Ainsi l’on se conforme au conseil des maîtres de la
vie spirituelle, lesquels ont eu des précurseurs parmi
les moralistes anciens ; on s’examine sur les négligences
qui se sont glissées dans la conduite intérieure
et extérieure. Le second supérieur de Saint-Sulpice,
M. Tronson, a donné le modèle de ces examens
particuliers. Ils embrassent toutes les actions, jusqu’aux
plus simples, de la vie du séminariste. Ils portent, bien
entendu, sur l’esprit, sans lequel la vie spirituelle n’est
que grimace ou automatisme. C’est l’esprit qui anime
tout, préside à tout, sanctifie tout, en un mot spiritualise
tout. Il faut voir avec quelle minutie le bon
M. Tronson rapporte à des vues de perfection intérieure
l’usage forcé des vêtements, de la nourriture,
la manière de voyager, de regarder la nature ou les
belles choses, de converser avec les personnes du monde,
de se tenir en visite ou à l’église, de refuser aux sens de
l’ouïe et du toucher les satisfactions qui pourraient
les entraîner trop loin. Les séminaristes d’aujourd’hui
ne peuvent s’empêcher de sourire quand il est fait
allusion aux coutumes du XVIIe siècle, quand il est
défendu aux clercs de regarder dans les carrosses qui
passent, de parler dans les récréations des affaires
d’État, de l’armée et des nouvelles du siècle, quand il
est dit que les habits de dessous doivent être de couleur
brune, qu’il ne faut pas sortir sans soutane et en habit
court, etc. Mais tout n’est pas démodé dans ces
examens. C’est un véritable manuel de civilité, nullement
puérile, mais toujours chrétienne et particulièrement
ecclésiastique. Qu’on en juge par un exemple :
« Il est de la modestie de ne point marcher trop lentement,
traînant les pieds ou ne les levant qu’avec
négligence. Il en est de même d’aller d’un pas lourd et
pesant, mais aussi il ne faut pas marcher avec tant
d’agilité et de délicatesse que de ne vouloir toucher
la terre que du bout des pieds, ce que saint Jérôme
estime ne convenir nullement à des clercs. »

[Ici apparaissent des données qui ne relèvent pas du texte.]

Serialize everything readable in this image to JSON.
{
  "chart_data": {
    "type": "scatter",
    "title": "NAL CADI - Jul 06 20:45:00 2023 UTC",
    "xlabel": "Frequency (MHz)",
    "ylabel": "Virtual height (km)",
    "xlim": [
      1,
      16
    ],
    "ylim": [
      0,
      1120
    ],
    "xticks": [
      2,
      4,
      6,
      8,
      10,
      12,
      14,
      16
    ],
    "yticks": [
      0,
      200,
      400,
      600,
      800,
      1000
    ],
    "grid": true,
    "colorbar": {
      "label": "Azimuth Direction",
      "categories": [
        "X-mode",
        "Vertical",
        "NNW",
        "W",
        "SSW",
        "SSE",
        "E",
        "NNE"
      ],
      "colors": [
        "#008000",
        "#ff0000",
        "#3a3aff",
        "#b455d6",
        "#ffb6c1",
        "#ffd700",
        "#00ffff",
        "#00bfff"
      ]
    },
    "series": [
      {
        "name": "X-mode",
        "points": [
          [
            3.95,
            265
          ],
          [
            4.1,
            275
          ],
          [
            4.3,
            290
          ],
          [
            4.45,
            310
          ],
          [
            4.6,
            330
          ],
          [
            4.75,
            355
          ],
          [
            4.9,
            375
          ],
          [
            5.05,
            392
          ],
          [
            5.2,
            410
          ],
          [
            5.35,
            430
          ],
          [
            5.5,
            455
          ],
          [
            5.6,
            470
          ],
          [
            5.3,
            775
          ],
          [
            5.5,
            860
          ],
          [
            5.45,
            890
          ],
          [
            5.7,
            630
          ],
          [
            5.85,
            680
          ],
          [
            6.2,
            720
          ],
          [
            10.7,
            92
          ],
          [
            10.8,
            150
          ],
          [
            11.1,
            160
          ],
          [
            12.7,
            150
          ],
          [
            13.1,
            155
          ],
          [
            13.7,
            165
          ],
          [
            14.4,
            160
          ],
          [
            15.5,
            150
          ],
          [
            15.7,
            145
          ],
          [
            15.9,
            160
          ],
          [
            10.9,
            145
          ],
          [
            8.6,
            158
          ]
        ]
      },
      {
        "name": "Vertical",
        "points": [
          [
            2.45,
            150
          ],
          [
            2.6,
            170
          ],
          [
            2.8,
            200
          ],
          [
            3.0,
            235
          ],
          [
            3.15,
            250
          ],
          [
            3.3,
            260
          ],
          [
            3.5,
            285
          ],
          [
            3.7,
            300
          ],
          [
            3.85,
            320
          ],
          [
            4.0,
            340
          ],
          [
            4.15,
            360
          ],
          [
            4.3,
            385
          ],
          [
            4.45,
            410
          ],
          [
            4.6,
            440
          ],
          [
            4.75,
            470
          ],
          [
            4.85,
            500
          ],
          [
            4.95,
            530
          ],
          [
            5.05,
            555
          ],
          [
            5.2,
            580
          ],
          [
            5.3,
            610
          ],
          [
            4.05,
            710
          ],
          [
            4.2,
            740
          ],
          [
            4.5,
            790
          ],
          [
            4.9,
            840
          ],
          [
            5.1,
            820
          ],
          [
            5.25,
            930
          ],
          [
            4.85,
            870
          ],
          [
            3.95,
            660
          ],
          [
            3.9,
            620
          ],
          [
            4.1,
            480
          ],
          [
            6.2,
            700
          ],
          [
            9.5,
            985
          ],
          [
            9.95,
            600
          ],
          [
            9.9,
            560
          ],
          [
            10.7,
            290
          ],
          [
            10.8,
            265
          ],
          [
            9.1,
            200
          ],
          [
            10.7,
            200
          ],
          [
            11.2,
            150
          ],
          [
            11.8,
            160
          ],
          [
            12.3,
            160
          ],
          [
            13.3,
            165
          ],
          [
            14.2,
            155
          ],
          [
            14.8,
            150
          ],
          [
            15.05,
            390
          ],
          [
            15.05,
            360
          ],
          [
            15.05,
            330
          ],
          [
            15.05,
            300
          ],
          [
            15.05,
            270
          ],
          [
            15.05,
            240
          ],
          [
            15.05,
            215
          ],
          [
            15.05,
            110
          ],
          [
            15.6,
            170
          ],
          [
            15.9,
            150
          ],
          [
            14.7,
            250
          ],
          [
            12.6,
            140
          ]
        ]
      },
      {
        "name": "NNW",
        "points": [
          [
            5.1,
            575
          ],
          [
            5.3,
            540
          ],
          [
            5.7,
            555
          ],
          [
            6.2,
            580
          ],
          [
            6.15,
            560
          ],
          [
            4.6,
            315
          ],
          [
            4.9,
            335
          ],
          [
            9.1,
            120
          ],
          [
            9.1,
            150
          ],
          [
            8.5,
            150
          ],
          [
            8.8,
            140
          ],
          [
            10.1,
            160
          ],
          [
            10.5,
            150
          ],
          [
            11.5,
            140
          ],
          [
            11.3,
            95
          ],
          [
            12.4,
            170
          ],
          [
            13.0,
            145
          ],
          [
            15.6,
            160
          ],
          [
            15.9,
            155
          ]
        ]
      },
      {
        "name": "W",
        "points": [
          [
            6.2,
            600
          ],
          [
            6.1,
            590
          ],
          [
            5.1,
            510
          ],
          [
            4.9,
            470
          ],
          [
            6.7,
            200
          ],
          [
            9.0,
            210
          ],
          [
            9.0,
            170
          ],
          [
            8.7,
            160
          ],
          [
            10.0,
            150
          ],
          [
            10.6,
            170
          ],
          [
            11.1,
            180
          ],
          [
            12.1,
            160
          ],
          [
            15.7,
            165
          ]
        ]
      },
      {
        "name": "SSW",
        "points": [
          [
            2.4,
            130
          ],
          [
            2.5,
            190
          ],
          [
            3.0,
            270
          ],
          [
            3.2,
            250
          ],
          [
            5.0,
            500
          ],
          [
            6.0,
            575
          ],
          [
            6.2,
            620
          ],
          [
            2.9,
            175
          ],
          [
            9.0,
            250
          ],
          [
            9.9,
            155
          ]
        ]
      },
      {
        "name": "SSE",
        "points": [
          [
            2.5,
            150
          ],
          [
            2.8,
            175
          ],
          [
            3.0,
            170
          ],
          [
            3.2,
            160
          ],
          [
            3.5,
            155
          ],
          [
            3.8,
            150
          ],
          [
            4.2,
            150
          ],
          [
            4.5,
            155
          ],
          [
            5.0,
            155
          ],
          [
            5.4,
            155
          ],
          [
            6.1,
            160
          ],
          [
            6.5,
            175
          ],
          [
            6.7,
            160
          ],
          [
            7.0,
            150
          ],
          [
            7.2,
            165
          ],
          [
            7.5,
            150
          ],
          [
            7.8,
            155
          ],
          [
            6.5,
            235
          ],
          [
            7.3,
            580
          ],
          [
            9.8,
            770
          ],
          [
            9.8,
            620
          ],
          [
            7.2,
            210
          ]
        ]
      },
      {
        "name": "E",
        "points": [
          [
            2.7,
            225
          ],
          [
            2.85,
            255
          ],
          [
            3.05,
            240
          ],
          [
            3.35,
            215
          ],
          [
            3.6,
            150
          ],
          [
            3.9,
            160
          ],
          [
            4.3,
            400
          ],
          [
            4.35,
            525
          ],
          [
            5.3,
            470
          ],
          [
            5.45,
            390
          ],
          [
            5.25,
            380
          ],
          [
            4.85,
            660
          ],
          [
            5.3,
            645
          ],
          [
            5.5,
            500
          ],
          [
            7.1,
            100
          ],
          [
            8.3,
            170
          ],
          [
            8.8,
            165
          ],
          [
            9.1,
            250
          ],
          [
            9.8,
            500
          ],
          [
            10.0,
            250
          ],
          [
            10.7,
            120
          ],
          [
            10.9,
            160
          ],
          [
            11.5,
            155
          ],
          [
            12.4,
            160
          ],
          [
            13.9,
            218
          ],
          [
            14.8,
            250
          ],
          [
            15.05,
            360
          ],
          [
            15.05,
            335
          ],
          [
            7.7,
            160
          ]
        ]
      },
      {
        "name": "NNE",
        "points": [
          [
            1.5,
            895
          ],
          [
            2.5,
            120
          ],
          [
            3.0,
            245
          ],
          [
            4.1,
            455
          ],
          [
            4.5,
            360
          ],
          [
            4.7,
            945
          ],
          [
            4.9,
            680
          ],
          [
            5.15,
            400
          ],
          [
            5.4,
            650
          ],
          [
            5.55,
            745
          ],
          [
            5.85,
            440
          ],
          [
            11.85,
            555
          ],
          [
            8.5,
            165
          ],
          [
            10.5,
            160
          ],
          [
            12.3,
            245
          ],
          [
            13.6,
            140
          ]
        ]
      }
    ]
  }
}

La tradition sulpicienne a continué dans la même
voie, en s’adaptant aux mœurs nouvelles, et au
XIXe siècle le livre de M. Branchereau, supérieur du grand
séminaire d’Orléans, sur la politesse du prêtre, est
devenu classique. La bonne éducation n’est pas indifférente
au succès du ministère pastoral. Le curé
de campagne est exposé à se départir de la surveillance
sur soi que suppose la distinction, et, pour se
rapprocher de ses braves gens de paroissiens, il se
laisse parfois aller à prendre leur accent, leur abandon,
leur démarche. Il croit se rendre populaire, mais il se
trompe. Les gens du peuple aiment qu’on leur parle
comme à des « messieurs », surtout quand il s’agit
de leur parler de choses graves et de leur ouvrir les perspectives
de l’autre monde. Le curé sans gêne peut
devenir « Mon curé chez les riches », secouer l’apathie
des châtelains du pays par ses saillies et rayer leurs
parquets avec ses souliers à clous. C’est un genre qui
expose à faire des « pas de clerc ». Il y avait une fois,
dans une charmante paroisse normande, un curé qui
ne surveillait pas assez son langage. Il était reçu au
château, et là il tâchait de ne pas laisser échapper
de gros mots. Un jour qu’il faisait visite à la comtesse
de X…, il lui arriva, en descendant l’escalier, de glisser
sur une marche et de tomber lourdement. Au bruit
qu’il fit, la comtesse, qui était en haut, demanda ce qui
se passait. « Ce n’est rien, madame la comtesse, répondit
ingénument le curé, c’est moi qui me f… bas. » Et il se
servit d’un terme qui n’avait pas encore à cette époque
reçu dans la tranchée ses lettres de noblesse.